We just love our little red machine and just to see her do this a few times a year makes us happy and I'm sure she does too. She was pretty wiped out the rest of the weekend. 

First video is of her attempt to point and locate the quail
http://youtu.be/mWpobwrtmyM

Second video is of her finding one of the quails in the field that we didn't even know was there - kind of hard to see the bird but amazing once she picks up the scent.
http://youtu.be/8nfvNv_BcfM


----------



## dmp (Jan 23, 2012)

Very cool! Really hope we can find a place to do that with our girl. btw - are you using a steady-cam? Very smooth camera movements.


----------



## RubyRoo (Feb 1, 2011)

dmp said:


> Very cool! Really hope we can find a place to do that with our girl. btw - are you using a steady-cam? Very smooth camera movements.


I am using a Sony Bloggie camcorder - one of those small ones that looks like a camera, nothing fancy. We got it when Ruby was 8 weeks old to capture all of her moments. Funny you say how smooth the camera movements are because every time I upload to youtube it tells me it wants to correct my shaky movements.

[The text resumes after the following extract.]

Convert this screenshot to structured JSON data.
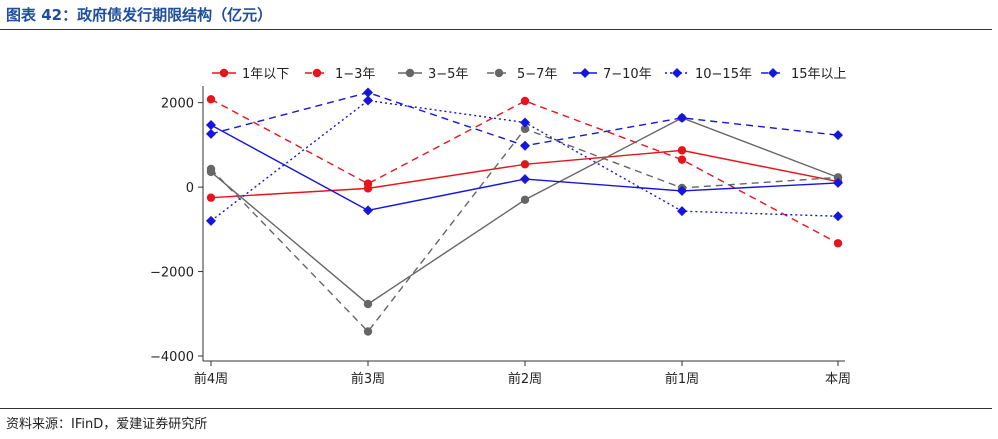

In Florida - you have to go to the middle of no where for these hunt club meetups. It was a 2 hr drive for us. I'm sure local Vizsla clubs will have scheduled events that you can get into. I am just lucky since our breeder is very active in the club and she keeps in touch with us.


----------



## dmp (Jan 23, 2012)

Having lived about 30 miles from Florida I've learned if I'm not on the coast, Everywhere else is the middle of nowhere! 
I was just inside the Alamama line - about 90 miles north of PCB. Have good friends on the space coast, near cocoa and near Orlando


----------



## RubyRoo (Feb 1, 2011)

dmp said:


> Having lived about 30 miles from Florida I've learned if I'm not on the coast, Everywhere else is the middle of nowhere!
> I was just inside the Alamama line - about 90 miles north of PCB. Have good friends on the space coast, near cocoa and near Orlando


Ain't that the truth. We are in Tampa. I do like to get out to those remote places every once in a while.


----------